On Success

One of my favorite things to do with this blog is look back on previous essays and see how my thinking has changed. A month into my writing, back in April of 2016, I published an article about “how to be successful.”

I find that funny, now. I was not and still am not what I would consider to be an extremely successful person…so how can I write about this? How do I, the 19 year old college student, have the authority to write on this? Let’s see what I said..

I’ve come up with a humbling, actionable heuristic from attacking any plan and reaching a goal. Albeit broad — it’s how I view success, and it’s very simple:

Success = a bunch of little things + time + luck

If you can perform a bunch of little things over a long period of time, and get a bit lucky in the process, you can do anything.

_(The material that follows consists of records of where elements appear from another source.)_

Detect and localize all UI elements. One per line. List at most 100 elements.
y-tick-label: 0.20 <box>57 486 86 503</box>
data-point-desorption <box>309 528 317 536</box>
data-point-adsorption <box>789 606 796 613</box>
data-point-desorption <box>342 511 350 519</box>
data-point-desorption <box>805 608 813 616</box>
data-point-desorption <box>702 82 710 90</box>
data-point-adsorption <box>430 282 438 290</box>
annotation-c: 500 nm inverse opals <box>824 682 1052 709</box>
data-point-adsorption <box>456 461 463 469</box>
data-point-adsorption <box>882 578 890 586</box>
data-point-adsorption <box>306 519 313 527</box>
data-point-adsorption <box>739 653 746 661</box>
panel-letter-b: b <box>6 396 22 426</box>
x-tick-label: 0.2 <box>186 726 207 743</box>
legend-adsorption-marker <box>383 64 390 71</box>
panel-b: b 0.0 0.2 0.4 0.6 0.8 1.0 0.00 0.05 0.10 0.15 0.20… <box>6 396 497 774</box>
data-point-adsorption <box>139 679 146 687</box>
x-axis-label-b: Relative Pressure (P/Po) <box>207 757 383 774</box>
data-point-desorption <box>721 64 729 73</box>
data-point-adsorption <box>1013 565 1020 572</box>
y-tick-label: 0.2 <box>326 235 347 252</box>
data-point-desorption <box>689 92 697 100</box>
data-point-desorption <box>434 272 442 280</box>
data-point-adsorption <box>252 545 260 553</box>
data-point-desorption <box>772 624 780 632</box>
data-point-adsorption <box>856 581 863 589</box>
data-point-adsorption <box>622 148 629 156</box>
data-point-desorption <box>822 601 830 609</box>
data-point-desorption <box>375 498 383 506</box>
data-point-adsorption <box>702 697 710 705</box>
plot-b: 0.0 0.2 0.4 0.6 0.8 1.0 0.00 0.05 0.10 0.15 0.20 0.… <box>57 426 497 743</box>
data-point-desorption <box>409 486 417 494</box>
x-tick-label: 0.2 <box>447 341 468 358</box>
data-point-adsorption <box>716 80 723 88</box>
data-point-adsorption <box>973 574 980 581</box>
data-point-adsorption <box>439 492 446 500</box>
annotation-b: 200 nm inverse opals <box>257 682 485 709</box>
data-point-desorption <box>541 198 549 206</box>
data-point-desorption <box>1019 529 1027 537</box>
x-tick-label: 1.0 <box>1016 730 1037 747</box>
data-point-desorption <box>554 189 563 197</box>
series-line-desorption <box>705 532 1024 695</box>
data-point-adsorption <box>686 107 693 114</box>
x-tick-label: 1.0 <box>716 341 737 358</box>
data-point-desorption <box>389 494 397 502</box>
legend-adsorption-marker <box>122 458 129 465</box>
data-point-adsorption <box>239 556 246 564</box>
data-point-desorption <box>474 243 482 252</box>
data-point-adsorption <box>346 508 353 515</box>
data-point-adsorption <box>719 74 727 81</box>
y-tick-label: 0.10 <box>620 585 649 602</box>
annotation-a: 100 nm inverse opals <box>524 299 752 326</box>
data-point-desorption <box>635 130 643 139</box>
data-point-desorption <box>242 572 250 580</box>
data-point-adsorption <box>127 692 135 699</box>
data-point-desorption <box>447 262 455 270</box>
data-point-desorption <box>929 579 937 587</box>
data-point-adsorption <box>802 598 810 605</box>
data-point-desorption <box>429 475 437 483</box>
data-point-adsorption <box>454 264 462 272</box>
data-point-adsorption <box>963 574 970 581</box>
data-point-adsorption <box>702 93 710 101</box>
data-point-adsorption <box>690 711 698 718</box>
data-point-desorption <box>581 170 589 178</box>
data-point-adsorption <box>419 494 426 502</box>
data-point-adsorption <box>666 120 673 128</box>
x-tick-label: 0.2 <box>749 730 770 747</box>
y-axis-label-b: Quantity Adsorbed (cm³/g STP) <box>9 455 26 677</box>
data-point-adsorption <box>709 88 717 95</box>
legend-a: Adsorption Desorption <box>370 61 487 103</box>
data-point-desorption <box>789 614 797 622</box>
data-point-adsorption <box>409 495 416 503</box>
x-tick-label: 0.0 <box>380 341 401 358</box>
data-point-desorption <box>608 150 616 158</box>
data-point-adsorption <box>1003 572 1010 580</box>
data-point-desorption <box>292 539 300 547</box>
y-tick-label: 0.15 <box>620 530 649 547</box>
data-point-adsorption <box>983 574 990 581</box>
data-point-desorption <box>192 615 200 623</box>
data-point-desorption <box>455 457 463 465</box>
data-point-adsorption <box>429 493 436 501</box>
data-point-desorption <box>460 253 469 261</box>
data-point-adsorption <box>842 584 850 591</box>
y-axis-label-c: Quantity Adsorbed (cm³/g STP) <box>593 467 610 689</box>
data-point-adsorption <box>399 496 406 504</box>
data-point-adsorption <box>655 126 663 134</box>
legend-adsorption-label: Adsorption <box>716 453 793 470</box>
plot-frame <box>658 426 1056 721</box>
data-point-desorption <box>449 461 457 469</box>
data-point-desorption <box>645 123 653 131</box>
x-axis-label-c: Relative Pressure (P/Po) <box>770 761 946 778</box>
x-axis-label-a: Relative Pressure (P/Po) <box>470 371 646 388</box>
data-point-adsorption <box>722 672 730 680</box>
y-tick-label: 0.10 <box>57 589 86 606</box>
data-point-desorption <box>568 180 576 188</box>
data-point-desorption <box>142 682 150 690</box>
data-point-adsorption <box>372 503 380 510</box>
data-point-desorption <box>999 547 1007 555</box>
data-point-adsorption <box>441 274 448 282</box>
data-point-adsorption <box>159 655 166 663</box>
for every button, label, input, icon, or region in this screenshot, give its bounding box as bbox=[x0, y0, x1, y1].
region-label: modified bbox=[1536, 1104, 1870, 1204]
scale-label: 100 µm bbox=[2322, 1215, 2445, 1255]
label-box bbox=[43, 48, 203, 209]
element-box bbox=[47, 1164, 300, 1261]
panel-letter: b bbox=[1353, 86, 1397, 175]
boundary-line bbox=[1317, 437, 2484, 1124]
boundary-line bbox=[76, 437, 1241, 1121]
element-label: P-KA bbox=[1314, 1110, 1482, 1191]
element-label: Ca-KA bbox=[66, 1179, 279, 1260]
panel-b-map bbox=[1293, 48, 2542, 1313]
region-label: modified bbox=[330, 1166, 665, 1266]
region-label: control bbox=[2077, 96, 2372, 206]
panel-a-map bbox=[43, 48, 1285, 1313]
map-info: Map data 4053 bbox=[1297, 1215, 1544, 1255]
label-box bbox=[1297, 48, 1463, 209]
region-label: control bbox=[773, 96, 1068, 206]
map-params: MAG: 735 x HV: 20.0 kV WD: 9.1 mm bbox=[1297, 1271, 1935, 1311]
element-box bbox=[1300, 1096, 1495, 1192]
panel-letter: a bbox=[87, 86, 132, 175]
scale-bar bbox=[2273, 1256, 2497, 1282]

Now before this equation seems too good to be true, let me qualify:

If you do a bunch of little things over a really long period of time, you will either reach success or die trying. But trust me on this one, most of your competition will not make it as long as you think. Why? Because no-one will want to sustain as long as you do. Because you are committed to reaching success and you know, to do so, a crucial component is doing these “little things” longer than anyone else.

I think this was a naive, yet optimistic perspective. I think my current perspective takes into account more external factors that serve as obstacles to success…but I would still hold that my likelihood of success is directly tied and driven by my effort.

I think this was mature of me to write, at the time:

At least for me, it is really easy to immediately to jump to the output. I am cognizant of this, yet it still is difficult. I find it an innate human tendency to judge a success based off of output and overlook the in-between-steps. But in doing so, we also fail to comprehend and appreciate the factors that lead to success. And it happens to me all of the time, across all sorts of scenarios.

This still definitely happens to me. I jump ahead to outputs without taking into account the inputs of success.